Interpreting the Unemployment Rate

 Last week we saw the unemployment rate post  a significant drop from 8.1% to 7.8%.  In addition this report was based on a gain of 873,000 jobs in September, the largest monthly increase in nearly 30 years.   On the surface this appears to be excellent news, but looking more deeply the report was more mixed.

     When the employment data is reported monthly, there are two surveys being used.  One is a survey of households, which is how the unemployment rate is determined.  The other report, which is more extensive,  is based on a survey of businesses.

      The business survey report showed an increase of 114,000 jobs in September, down modestly from the 142,000 gain in August.  Gains of around 100,000 jobs per month are consistent with the slow growth economy we have been experiencing.

      The jobs reported in the household survey tend to be more volatile on a month by month basis, in part because it is based on a smaller sample.  While September witnessed a huge increase in jobs based on the household survey, July and August actually registered declines.

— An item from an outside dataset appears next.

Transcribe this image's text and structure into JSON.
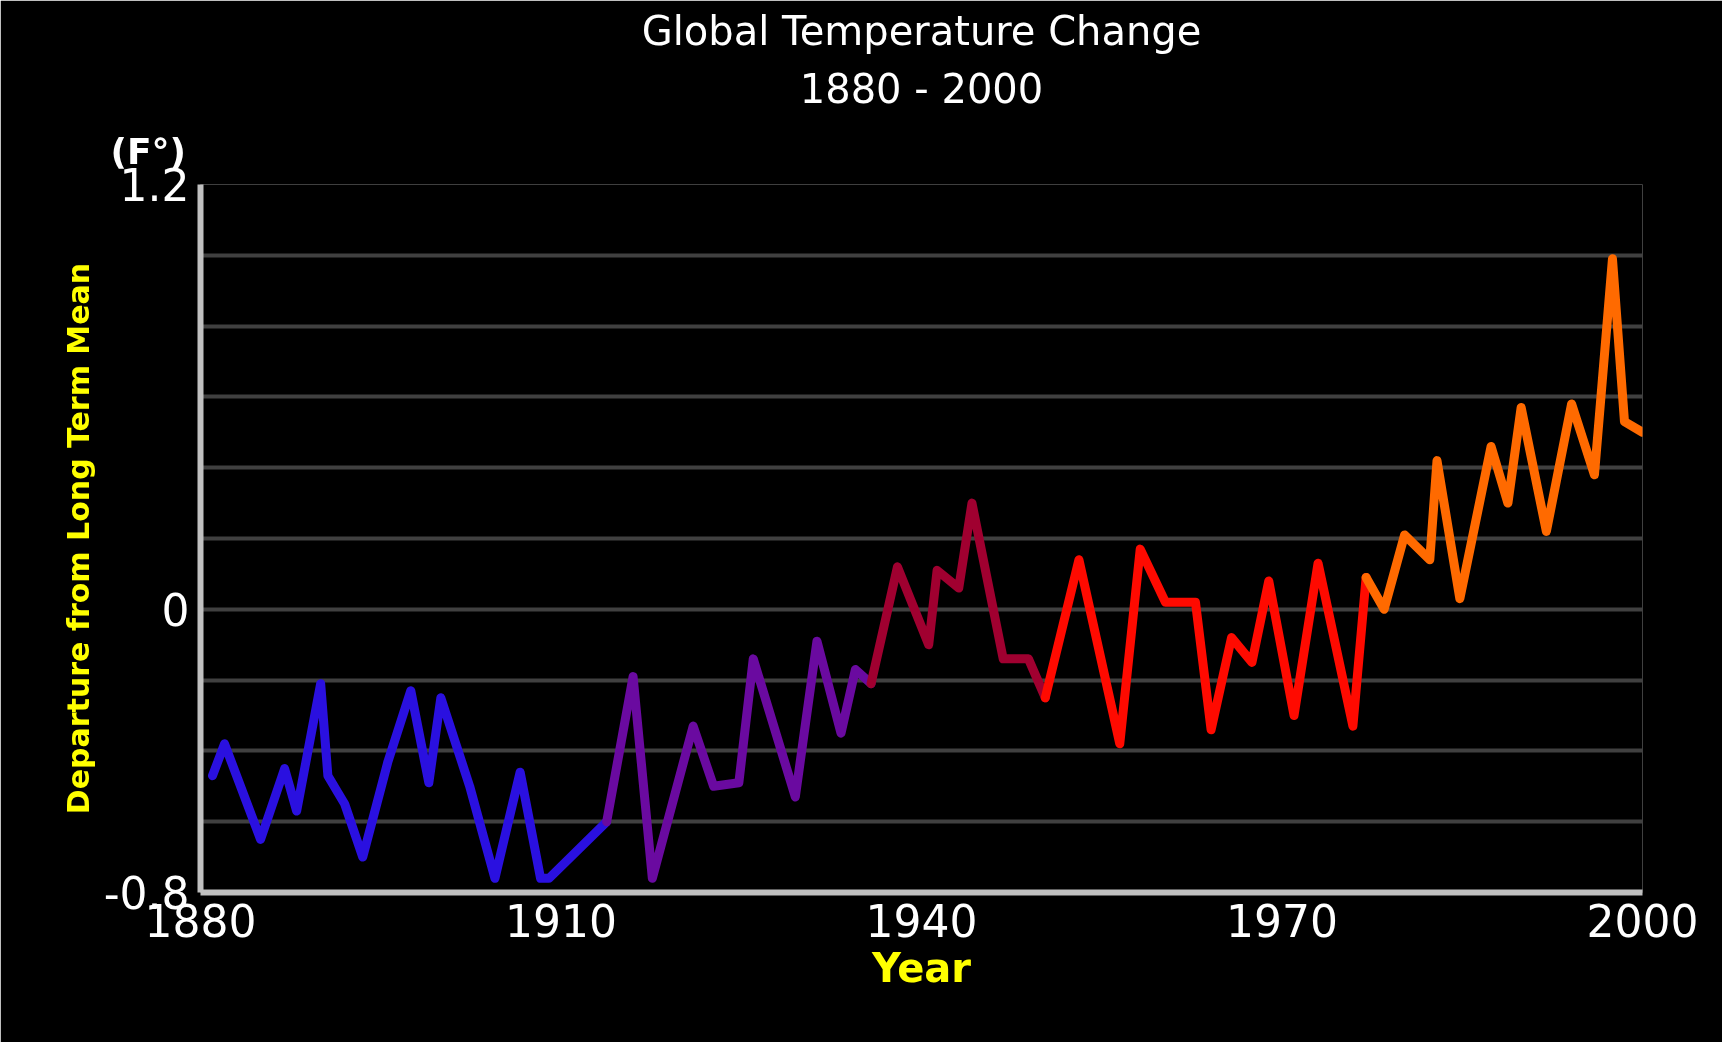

     If the net jobs created are averaged for July through September, the household and business surveys show similar results.   Other economic data for September showed an economy that was improving, but did not signify a major acceleration.  For example surveys of purchasing managers showed moderate gains, but weekly jobless claims have not registered any meaningful  changes.

     The household survey includes people starting new businesses, which sometimes signifies turning points in the economy.  However, for September I think the bulk of the gain was a statistical anomaly, rather  than a meaningful turn in the economy.

     The figures just discussed are national.  However, for someone working or looking for a job, the local economy is more important.   Unemployment in California has been coming down, but it still was 10.6% in August, and an even higher 11.2% in LA County.

     Unemployment in the San Francisco area is lower than the state average, because of the technology industry.  This explains the relatively higher salaries in San Francisco versus Los Angeles.  Energy is benefitting North Dakota, with the lowest state unemployment rate at 3%.  High oil prices are also having a positive impact on the economy in Bakersfield.

     For those who own stocks, assuming a diversified portfolio, the national economy is more important than the local economy. In addition the global economy is significant, since an increasing share of U.S. corporate earnings are earned overseas.

     On the surface seeing the national unemployment rate dip below 8% was a pleasant surprise.  However, I think we would need to see several more months of data to confirm a real improvement in the economy. For now it appears the economy is still in its slow growth pattern.